You put a glass of water on a record turntable and begin slowly increasing the speed. What happens first -- does the glass slide off, tip over, or does the water splash out?
(The 'Google Riddles' are interview questions those who wish to get hired were asked).
Depends on the amount of water in it.
A glass with almost no water will not spill, while a glass almost full will spill and also fall off probably due to the weight of the water going off. In other words - there is no way to tell without knowing the amount of water in the glass.
A hundred stones are placed, in a straight line, a yard distant from each other. How many yards must a person walk, who undertakes to pick them up, and place them in a basket stationed one yard from the first stone?
To collect the stones, the person must walk 1 yard to pick up the first stone, and then they had to double the distance each time - 2 yards, 4 yards, 8 yards etc.
To find the answer we multiply 202 by 50 = 10,100 yards.
In a recreational activity, you are given four different jars of 2 liters, 4 liters, 6 liters and 8 liters respectively with an unlimited water supply. Then you are asked to measure exactly 5 liters of water using them.
How will you do it?
I flop around on sticks and sometimes you cheer me as I do, I desperately need a white powder to do what needs to be done, and looking at me you might wonder why I look like I am about to go swimming. What am I?
There is a 5 gallon and a 3 gallon bottle. You also have a hose with unlimited water. How are you gonna make the 5 gallon have 4 gallons using your items?
(You don't know the exact dimensions of a gallon)
You fill the five gallon up and pour it into the 3 gallon. The dump the 3 gallon out and pour what was left in the 5 gallon into the 3 gallon so that you have 2 gallons in the 3 gallon. Then fill the 5 gallon up and pour it into the 3 gallon to fill it up. Now you have 4 gallons in the 5 gallons.
This was Gollum's final riddle from The Hobbit:
"This thing all things devours;
Bird, beasts, trees, flowers;
Gnaws iron, bites steel;
Grinds hard stones to meal;
Slay king, ruins town,
and beats a mountain down."
Ihave a clock in my house, on the wall.
On a summer's day I forgot to wind it and it stopped. Then I went to visit a friend who had a watch that was always right on time. After I stayed for a bit, I went home, made a simple alteration and set the clock just right.
Now how did I do this when I had no watch on me to tell how long it took me to come back from my friend's place?

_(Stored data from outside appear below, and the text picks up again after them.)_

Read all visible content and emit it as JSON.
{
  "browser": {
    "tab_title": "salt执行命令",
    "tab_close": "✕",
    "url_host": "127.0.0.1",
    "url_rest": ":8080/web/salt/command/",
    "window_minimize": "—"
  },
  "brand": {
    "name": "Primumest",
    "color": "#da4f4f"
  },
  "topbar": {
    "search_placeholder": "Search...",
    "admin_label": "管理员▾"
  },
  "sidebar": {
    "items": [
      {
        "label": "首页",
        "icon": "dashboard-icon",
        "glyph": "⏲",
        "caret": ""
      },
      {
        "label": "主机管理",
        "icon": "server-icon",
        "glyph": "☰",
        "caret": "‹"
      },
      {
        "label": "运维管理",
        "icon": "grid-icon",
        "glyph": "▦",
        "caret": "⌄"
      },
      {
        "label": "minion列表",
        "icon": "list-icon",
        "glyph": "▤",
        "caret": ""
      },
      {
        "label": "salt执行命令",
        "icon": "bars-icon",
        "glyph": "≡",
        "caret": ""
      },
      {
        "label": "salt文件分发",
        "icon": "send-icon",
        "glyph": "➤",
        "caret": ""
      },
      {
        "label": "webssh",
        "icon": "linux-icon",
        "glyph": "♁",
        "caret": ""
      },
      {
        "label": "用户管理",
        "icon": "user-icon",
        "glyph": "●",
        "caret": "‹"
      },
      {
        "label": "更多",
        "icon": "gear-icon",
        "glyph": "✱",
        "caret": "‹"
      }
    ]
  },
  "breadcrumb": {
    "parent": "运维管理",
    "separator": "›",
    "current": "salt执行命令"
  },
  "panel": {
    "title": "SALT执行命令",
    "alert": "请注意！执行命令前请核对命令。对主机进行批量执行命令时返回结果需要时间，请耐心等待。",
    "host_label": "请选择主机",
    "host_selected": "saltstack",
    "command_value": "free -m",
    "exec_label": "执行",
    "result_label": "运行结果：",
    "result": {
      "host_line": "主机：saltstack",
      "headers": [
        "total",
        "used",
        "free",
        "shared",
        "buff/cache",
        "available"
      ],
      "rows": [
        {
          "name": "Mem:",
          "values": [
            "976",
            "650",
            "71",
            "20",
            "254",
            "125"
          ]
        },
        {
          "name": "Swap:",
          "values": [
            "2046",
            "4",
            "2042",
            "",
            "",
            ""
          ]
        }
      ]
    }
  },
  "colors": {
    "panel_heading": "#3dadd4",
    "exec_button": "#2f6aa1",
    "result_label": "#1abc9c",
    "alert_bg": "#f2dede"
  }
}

Before I left, I wound the wall clock. Upon my return, the amount of change that I could see in the clock is how long it took to go to my friends place and come back, adding to that the time I spent there, which I know because the clock at my friend's place is accurate.
Subtracting the time of the visit from the time I was absent from my house, and dividing by 2, I obtained the time it took me to return home. I added this time to what my friend watch showed when I left, and set the sum on my wall clock.